Anna's hand settled on his wrist and she turned to brush a kiss over his pulse. "I'll leave you to it, then." He was already gathering up his papers again before she could shut the door behind her.

As she made her way back to their empty bedroom Anna fixated on his words. Mi familia. How far did his idea of family extend? Did he mean to honor the memories of Jude and Layla? Her long deceased mother? Those particular memories hurt. Layla had always been the favorite and the hand off of their brand and business to Jude made the point abundantly clear. He'd even taken the Heartfilia name with no protest – something Anna had never even considered asking Acnologia to do.

When Jellal was born, looking exactly like his father, Anna felt even more of an outsider in her childhood home. On his tenth birthday, Acnologia solidified the distance when he bestowed upon their son marks of a family and culture he'd never seen or been a part of. Anna still had misgivings over the tattoo. It singled him out in a way she knew he'd grown to dislike. Lucy, of course, looked exactly like a Heartfilia right down to the blonde hair and brown eyes. Thankfully, the family matriarch hadn't ever played favorites with her grandchildren the way she did her daughters.

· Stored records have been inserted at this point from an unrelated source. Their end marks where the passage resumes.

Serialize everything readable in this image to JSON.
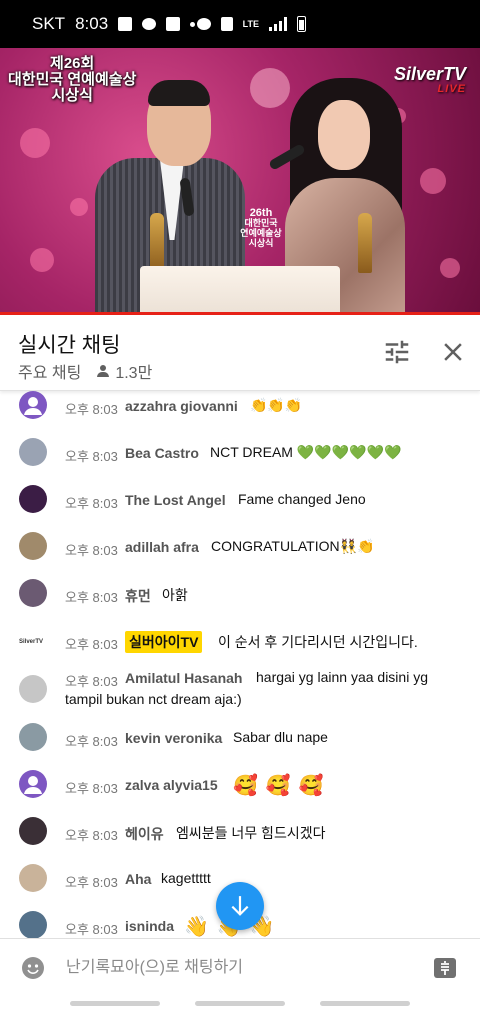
{
  "status_bar": {
    "carrier": "SKT",
    "time": "8:03",
    "network": "LTE"
  },
  "video": {
    "event_title_lines": [
      "제26회",
      "대한민국 연예예술상",
      "시상식"
    ],
    "channel_logo": "SilverTV",
    "live_label": "LIVE",
    "emblem": {
      "number": "26th",
      "line1": "대한민국",
      "line2": "연예예술상",
      "line3": "시상식"
    },
    "progress_color": "#e62117"
  },
  "chat_header": {
    "title": "실시간 채팅",
    "mode": "주요 채팅",
    "viewers": "1.3만",
    "filter_icon": "tune-icon",
    "close_icon": "close-icon"
  },
  "messages": [
    {
      "time": "오후 8:03",
      "author": "azzahra giovanni",
      "text": "👏👏👏",
      "avatar_color": "#7e57c2",
      "avatar_type": "default"
    },
    {
      "time": "오후 8:03",
      "author": "Bea Castro",
      "text": "NCT DREAM 💚💚💚💚💚💚",
      "avatar_color": "#9aa3b3",
      "avatar_type": "photo"
    },
    {
      "time": "오후 8:03",
      "author": "The Lost Angel",
      "text": "Fame changed Jeno",
      "avatar_color": "#3b1d45",
      "avatar_type": "photo"
    },
    {
      "time": "오후 8:03",
      "author": "adillah afra",
      "text": "CONGRATULATION👯👏",
      "avatar_color": "#a08a6b",
      "avatar_type": "photo"
    },
    {
      "time": "오후 8:03",
      "author": "휴먼",
      "text": "아핡",
      "avatar_color": "#6b5a72",
      "avatar_type": "photo"
    },
    {
      "time": "오후 8:03",
      "author": "실버아이TV",
      "text": "이 순서 후 기다리시던 시간입니다.",
      "avatar_color": "#ffffff",
      "avatar_type": "logo",
      "owner": true
    },
    {
      "time": "오후 8:03",
      "author": "Amilatul Hasanah",
      "text": "hargai yg lainn yaa disini yg",
      "text2": "tampil bukan nct dream aja:)",
      "avatar_color": "#c6c6c6",
      "avatar_type": "photo"
    },
    {
      "time": "오후 8:03",
      "author": "kevin veronika",
      "text": "Sabar dlu nape",
      "avatar_color": "#8a9aa3",
      "avatar_type": "photo"
    },
    {
      "time": "오후 8:03",
      "author": "zalva alyvia15",
      "text": "🥰🥰🥰",
      "avatar_color": "#7e57c2",
      "avatar_type": "default"
    },
    {
      "time": "오후 8:03",
      "author": "헤이유",
      "text": "엠씨분들 너무 힘드시겠다",
      "avatar_color": "#3a2f36",
      "avatar_type": "photo"
    },
    {
      "time": "오후 8:03",
      "author": "Aha",
      "text": "kagettttt",
      "avatar_color": "#c9b39a",
      "avatar_type": "photo"
    },
    {
      "time": "오후 8:03",
      "author": "isninda",
      "text": "👋👋👋",
      "avatar_color": "#54718a",
      "avatar_type": "photo"
    }
  ],
  "scroll_button": {
    "icon": "arrow-down-icon",
    "color": "#2196f3"
  },
  "input_bar": {
    "placeholder": "난기록묘아(으)로 채팅하기",
    "emoji_icon": "emoji-icon",
    "superchat_icon": "super-chat-icon"
  }
}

After a long battle with chronic illness, the elder Heartfilia was laid to rest in the ostentatious manner expected from a family as old as theirs. Once the pageantry was behind them, Jude carried on as if there wouldn't be any discussion in how Love and Lucky was run. Despite Acnologia handling nearly all of the international trade negotiations and acquisitions personally, Jude disregarded most of his opinions. Anna didn't truly conceptualize the gap between her husband and brother-in-law until she realized how deep the hypocrisy went. The Heartfilia machine had gummed its cogs with dirty oil, and Anna's head was filled with doubt.

She didn't want to think of Jude using Acnologia to do the work he wouldn't dirty his own hands with to keep them in the black. She didn't want to think of Acnologia becoming impatient and resentful to the point of perhaps tossing a match inside a theater. Of course, before two weeks ago she hadn't wanted to think of organizing another funeral – this time for her sister and brother-in-law. The passage of time had a way of forcing a person's hand.